Washington State University’s athletic department is reporting an approximately $31.7 million operating deficit as of January for the current fiscal year.
The department’s outlook was discussed during Thursday’s WSU Board of Regents meeting. University officials said the deficit climbed $9.7 million since athletics reported a $22 million gap in October, reaching a level similar to a $30.4 million deficit reported in August.
Athletic director Pat Chun said the biggest impact came from canceled football games. He said the Pac-12 Conference played only 31 of 45 games required by the conference’s media contract, resulting in an approximately $70 million loss leaguewide. Men’s basketball fared better, completing 97% of contracted TV games, Chun said.
For WSU, university data show revenues dropped $9 million since October, with NCAA/Pac-12 distribution losses accounting for $7.8 million. In addition, bans on fans at all athletic events eliminated ticket, parking and concession revenues.

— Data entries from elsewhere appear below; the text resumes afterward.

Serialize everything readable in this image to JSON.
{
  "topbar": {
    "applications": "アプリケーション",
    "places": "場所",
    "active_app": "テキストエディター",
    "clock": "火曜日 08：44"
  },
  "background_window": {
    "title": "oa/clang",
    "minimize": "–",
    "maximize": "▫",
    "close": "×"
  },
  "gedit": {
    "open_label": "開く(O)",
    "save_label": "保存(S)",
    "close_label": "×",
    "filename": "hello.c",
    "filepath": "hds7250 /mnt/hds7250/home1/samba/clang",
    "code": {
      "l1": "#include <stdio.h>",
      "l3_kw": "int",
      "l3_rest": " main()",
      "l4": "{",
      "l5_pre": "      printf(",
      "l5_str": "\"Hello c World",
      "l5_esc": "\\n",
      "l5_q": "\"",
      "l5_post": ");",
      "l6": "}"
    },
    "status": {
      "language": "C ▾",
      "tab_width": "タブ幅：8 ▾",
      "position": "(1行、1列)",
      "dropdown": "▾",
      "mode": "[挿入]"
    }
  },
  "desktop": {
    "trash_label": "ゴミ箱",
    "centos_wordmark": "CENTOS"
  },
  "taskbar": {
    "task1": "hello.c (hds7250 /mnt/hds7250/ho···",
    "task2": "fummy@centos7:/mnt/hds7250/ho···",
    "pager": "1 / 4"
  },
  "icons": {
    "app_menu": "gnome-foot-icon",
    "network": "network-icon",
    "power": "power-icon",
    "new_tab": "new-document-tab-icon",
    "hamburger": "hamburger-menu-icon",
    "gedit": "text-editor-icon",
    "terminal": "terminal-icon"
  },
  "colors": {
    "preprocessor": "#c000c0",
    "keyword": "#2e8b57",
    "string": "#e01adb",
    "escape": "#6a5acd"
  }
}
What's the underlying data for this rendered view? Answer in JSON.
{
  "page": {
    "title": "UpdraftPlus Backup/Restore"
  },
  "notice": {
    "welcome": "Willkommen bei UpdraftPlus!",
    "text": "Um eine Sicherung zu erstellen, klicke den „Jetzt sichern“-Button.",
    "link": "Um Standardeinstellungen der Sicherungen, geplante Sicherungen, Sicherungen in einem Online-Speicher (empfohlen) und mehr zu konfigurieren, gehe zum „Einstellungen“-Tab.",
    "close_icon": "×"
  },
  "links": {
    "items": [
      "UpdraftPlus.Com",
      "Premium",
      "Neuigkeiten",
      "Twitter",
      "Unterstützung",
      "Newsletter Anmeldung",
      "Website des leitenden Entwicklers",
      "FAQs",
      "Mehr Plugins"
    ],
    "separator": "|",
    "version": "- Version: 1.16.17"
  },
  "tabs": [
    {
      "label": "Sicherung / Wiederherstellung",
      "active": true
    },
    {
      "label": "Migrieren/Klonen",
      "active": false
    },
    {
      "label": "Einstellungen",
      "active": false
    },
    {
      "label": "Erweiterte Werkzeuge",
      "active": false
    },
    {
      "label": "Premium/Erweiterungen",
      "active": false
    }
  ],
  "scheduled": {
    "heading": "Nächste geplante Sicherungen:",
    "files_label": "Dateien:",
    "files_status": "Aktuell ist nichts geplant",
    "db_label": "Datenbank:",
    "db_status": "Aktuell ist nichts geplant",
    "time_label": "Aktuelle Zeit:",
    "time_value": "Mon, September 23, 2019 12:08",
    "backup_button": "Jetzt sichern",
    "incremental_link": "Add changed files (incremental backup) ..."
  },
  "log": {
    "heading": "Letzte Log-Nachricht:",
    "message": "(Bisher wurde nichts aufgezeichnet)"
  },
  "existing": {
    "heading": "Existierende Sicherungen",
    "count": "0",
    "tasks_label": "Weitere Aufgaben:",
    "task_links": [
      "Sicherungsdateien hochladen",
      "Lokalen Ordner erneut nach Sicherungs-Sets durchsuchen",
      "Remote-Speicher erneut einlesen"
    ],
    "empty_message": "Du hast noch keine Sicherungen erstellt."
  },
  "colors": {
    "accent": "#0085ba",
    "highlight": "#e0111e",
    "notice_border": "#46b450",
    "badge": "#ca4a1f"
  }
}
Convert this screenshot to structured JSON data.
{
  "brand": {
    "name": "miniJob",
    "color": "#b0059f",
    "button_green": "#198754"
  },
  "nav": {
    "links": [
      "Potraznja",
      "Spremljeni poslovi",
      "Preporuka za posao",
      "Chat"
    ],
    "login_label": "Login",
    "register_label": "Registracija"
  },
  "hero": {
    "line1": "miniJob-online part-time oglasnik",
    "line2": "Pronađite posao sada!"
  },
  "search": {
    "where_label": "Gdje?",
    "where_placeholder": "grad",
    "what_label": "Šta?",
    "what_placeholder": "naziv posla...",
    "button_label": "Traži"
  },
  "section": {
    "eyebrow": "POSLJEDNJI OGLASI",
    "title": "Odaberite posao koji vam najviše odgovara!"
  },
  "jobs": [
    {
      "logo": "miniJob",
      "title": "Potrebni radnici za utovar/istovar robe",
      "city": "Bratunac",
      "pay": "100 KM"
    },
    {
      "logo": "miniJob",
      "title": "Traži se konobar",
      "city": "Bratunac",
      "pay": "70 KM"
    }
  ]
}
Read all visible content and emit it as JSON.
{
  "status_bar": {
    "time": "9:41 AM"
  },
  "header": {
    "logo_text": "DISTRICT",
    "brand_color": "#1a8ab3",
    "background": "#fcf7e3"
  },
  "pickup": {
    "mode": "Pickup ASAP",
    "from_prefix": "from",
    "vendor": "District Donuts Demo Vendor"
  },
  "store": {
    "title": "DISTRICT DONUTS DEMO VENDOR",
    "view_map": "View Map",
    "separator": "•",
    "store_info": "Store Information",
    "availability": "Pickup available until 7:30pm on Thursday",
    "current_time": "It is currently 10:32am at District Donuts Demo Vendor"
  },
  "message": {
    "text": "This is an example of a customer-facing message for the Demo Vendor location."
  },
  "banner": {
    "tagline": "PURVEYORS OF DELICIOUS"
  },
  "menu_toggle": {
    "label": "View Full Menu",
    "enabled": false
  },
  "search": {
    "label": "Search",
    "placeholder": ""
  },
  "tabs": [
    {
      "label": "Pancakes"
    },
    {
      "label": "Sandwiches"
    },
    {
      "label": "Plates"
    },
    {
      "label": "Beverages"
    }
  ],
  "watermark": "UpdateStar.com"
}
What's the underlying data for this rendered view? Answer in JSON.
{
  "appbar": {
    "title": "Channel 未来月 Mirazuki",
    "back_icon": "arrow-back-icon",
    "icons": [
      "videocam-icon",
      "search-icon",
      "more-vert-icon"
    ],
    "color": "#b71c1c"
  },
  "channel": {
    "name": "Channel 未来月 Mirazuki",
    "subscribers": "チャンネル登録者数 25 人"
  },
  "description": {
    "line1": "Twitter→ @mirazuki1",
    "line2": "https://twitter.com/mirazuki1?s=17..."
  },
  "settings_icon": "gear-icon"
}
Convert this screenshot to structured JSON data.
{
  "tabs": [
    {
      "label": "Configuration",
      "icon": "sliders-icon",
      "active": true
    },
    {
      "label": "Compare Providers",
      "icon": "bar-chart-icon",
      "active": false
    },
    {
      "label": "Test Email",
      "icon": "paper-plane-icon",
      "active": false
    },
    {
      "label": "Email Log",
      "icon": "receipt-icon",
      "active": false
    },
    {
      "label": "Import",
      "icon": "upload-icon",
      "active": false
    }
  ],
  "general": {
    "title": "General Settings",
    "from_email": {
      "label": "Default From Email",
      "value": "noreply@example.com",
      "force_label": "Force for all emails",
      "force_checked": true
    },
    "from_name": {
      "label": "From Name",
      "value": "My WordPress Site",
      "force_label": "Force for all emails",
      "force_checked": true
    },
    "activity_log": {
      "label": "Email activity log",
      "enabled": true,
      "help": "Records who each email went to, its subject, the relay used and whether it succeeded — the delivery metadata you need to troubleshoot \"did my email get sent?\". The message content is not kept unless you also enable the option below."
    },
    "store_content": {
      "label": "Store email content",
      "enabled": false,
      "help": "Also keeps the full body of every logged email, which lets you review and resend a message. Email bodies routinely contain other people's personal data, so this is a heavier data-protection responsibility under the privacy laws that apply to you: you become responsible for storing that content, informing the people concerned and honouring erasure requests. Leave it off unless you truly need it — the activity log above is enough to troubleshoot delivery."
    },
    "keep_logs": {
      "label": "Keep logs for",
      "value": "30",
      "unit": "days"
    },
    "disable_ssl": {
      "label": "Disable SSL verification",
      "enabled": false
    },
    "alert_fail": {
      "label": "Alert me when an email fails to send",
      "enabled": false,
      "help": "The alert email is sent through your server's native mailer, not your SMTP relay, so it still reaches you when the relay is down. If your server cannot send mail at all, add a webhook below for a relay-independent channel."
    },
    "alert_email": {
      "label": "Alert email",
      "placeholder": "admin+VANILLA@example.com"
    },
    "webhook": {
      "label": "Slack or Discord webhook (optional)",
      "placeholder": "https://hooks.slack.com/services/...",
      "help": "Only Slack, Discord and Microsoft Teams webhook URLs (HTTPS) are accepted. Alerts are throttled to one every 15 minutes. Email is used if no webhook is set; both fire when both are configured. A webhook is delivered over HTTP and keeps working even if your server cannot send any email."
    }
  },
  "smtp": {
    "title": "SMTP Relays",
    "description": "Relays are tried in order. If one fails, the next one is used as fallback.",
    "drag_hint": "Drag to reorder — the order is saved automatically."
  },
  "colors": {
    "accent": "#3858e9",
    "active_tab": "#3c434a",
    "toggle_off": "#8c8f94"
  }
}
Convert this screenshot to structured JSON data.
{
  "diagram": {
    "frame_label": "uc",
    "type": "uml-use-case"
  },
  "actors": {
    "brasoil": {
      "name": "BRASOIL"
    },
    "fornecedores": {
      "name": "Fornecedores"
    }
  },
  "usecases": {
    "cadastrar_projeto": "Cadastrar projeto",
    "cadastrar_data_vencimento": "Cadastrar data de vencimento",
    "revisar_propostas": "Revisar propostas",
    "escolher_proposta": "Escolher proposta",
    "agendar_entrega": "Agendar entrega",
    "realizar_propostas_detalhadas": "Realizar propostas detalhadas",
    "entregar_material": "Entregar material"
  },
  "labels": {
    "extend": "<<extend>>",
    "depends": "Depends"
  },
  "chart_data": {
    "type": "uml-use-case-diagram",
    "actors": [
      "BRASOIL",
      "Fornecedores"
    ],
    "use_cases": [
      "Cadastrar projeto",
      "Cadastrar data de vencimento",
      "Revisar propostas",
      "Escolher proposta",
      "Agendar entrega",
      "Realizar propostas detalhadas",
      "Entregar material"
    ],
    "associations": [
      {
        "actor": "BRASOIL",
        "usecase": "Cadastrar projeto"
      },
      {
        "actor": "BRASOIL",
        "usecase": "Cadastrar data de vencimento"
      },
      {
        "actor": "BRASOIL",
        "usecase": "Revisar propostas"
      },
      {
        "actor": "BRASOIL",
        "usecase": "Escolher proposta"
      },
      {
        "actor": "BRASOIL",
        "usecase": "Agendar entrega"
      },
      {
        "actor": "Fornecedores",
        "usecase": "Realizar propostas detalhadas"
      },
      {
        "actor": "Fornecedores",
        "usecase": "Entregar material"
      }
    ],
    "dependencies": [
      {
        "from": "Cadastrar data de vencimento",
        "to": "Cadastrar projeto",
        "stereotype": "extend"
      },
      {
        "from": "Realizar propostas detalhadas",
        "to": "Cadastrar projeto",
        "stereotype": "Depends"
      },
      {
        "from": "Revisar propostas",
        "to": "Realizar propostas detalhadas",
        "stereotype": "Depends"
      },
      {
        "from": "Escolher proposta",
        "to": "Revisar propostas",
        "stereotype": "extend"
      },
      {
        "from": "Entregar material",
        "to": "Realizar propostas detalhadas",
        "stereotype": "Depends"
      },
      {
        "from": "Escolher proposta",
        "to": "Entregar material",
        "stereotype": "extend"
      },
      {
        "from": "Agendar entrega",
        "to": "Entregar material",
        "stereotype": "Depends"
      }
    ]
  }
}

Expenses, meanwhile, went up approximately $700,000.
“Still, with basketball to complete and then with Gov. Inslee moving everyone to Phase 3, hopefully that means a little bit of something we can do with baseball, which would be nice,” Chun said, referencing the governor’s announcement Thursday that all counties could reopen more starting March 22.
Stacy Pearson, vice president for finance and administration, said the university hopes to return to the board in May with a recommendation for bridging the gap.
University officials have considered using $11 million in savings from debt refinancing done in October, most of which was refinanced from debt linked to athletic facilities. Pearson said a wrinkle with that one-time relief, however, is that the athletic budget would have to somehow account for that amount in future years in order to break even.
Other options included obtaining loan financing through the Pac-12 Conference or through general university revenue bonds like WSU does for other projects, Pearson said. Pearson did not recommend digging into university reserves, however, saying she doesn’t “feel as confident about where we are with our reserves to be able to do that.”
Across the university, the athletic department deficit is among the factors contributing to a $62.2 million revenue loss forecast for WSU’s overall budget for the year. Other factors include losses with housing, dining and parking revenues.
WSU is still waiting to confirm available levels of emergency state and federal aid. Through the $1.9 trillion American Rescue Plan Act of 2021, which President Joe Biden signed Thursday, Pearson said preliminary estimates show WSU is in line for approximately $61 million, of which slightly more than half would be earmarked for student emergency aid.
“I’m not saying here that we would use it to pay for athletics,” Pearson said, “but how can that help the university and our central reserves so that maybe we would be in a stronger financial position for the borrowing?”
The Board of Regents will weigh the options amid levels of scrutiny across the campus community, particularly from university faculty who are also concerned with a proposed $2 million to $3 million annual university subsidy for athletics, possibly starting in the 2022-23 fiscal year.
“We’re all competing, I think, for fewer dollars in an unknown environment,” said Greg Crouch, the Board of Regents faculty representative. “I think the faculty feel that the debt, especially this $30 million projected debt, is not addressing our core mission at the university. I think that’s where the controversy is. I’m not sure how to solve that.”
Acknowledging the faculty’s concerns, board members ultimately expressed confidence in Chun and the administration’s ability to bridge the gap. Board Member Lisa Keohokalole Schauer said she believes enrollment, especially at the Pullman campus, could decrease significantly “if our athletic department is not supported in the way that it should be.”
“There’s been a lot of changes: Coaching changes, a lot of different ways in which we can increase attendance at each of these events – and then COVID occurs,” Schauer said. “I’d like to see us find ways to invest deeper in not only our core mission, but in supporting students, and I think athletics is a big part of that.”